With Juggernaut, people forget that it was played in an era where many different decks could drop it on Turn 2. Dark Ritual, Mana Vault, Orcish Lumberjack all come to mind right away. Of course, you could hit it with Swords to Plowshares or Lightning Bolt without breaking a sweat, but a LOT of players at that time were hardcore Stans for Black and Blue control and combo decks.
The idea of a 5/3 coming down before you had 2 blue mana to Counterspell and that it was immune to Terror could force some decks out of their comfort zones. It was fine for what it was at the time, some people just REALLY didn't want to have to play around half-decent artifact creatures back in the day.

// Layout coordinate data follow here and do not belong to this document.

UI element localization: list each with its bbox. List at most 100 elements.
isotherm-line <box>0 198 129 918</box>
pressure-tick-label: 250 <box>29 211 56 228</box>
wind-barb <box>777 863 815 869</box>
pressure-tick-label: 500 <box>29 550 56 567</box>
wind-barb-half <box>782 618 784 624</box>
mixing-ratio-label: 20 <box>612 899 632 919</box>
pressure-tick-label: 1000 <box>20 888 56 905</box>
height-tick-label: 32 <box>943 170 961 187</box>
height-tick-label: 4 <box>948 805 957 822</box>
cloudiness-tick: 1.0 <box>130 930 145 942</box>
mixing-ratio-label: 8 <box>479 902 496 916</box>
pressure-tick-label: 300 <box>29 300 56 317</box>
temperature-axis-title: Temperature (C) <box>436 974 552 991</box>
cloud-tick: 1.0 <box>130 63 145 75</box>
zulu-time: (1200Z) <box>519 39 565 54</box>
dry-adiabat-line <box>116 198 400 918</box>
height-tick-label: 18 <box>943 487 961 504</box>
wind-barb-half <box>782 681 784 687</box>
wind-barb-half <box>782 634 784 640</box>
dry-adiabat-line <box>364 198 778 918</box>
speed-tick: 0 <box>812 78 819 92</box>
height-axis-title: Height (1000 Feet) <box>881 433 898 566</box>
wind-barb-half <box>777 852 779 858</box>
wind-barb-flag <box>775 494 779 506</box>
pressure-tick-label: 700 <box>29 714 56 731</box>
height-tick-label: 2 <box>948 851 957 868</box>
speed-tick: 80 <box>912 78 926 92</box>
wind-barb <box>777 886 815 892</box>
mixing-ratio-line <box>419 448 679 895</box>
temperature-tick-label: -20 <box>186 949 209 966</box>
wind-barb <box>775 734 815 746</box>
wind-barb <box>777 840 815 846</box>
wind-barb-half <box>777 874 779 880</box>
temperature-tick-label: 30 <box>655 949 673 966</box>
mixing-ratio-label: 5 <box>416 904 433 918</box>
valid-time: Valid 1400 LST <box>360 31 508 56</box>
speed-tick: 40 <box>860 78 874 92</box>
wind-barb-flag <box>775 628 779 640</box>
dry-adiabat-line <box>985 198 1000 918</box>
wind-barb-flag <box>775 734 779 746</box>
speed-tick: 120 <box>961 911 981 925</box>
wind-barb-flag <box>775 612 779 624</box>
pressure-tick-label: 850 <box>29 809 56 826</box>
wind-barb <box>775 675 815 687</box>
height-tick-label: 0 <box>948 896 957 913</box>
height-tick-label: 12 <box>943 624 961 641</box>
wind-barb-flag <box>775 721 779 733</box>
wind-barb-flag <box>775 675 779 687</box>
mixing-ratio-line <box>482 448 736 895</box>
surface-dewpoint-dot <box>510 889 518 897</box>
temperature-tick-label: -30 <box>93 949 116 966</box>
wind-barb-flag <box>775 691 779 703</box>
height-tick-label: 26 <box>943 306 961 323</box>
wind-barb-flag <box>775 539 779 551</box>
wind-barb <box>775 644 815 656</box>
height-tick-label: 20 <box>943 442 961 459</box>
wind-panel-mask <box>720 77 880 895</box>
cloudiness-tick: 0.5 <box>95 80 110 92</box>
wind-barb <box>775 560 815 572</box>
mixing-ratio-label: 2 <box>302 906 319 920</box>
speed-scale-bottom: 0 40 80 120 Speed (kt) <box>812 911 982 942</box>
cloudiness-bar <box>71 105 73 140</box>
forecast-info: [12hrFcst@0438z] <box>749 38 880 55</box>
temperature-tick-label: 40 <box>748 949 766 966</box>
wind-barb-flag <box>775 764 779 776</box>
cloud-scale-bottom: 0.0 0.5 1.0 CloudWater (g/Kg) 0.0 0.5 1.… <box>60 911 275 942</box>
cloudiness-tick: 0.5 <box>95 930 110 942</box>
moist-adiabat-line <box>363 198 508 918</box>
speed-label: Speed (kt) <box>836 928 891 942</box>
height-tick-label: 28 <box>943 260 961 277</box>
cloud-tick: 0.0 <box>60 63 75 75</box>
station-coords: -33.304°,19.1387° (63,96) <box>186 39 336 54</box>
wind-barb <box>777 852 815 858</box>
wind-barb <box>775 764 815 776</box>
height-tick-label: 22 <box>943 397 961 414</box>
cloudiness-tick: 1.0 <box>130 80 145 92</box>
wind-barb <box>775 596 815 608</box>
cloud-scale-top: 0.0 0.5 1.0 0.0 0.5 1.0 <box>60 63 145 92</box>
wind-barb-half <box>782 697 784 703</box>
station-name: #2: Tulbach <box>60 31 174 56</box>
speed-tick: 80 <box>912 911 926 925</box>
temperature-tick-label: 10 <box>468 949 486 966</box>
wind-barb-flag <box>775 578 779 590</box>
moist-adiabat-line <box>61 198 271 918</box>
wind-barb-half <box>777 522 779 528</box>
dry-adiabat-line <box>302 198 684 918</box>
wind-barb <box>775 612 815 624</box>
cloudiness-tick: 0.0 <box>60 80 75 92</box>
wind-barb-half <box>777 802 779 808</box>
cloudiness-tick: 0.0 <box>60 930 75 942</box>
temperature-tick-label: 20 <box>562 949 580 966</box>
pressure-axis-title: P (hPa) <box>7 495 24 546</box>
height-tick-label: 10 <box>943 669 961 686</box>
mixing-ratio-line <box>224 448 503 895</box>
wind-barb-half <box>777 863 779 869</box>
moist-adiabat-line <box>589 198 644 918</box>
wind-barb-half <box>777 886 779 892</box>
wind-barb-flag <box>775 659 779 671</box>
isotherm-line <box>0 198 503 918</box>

Heck, I remember Jade Statue being "too good" to allow to come to Standard because U/W couldn't kill it with Wrath of God. Immunity from sorcery-speed board clear was considered "game-breaking" in 90s Magic. That's how backwards things were then.
I like the new style of video. I really like modern content, but this is a cool style.
I'll never forget my pre-release opponent who played top and we went to turns. He was clearly in a winning position and tried to complain to the judge that I was culprit for slow play. Thankfully, the table next to me called him out so hard for spinning his top constantly. We ended up drawing and he was livid. Sucks to suck....
What really blows my mind about Beacon of Immortality being banned in Commander is that 21 commander damage is still lethal. So it's not like it's gonna super drag games out or make it literally impossible to kill a player, like Ivory Tower could in the very early days.
Not every commander deck swings with their commander, especially the plainswalker commanders
@@MrXennhorn Planeswalker commanders weren’t a thing at the time it was originally banned
@@yesman12345ful Moreover planeswalker was not a card type yet either
I read in an old source, perhaps a Duelist magazine, that Juggernaut was supposedly a problem because Invisibility made it unblockable.
5:30 you should try playing a game of the old mtg rpg Shandalar with juggernaut. You won't think it's "that bad" for very long, I guarantee you.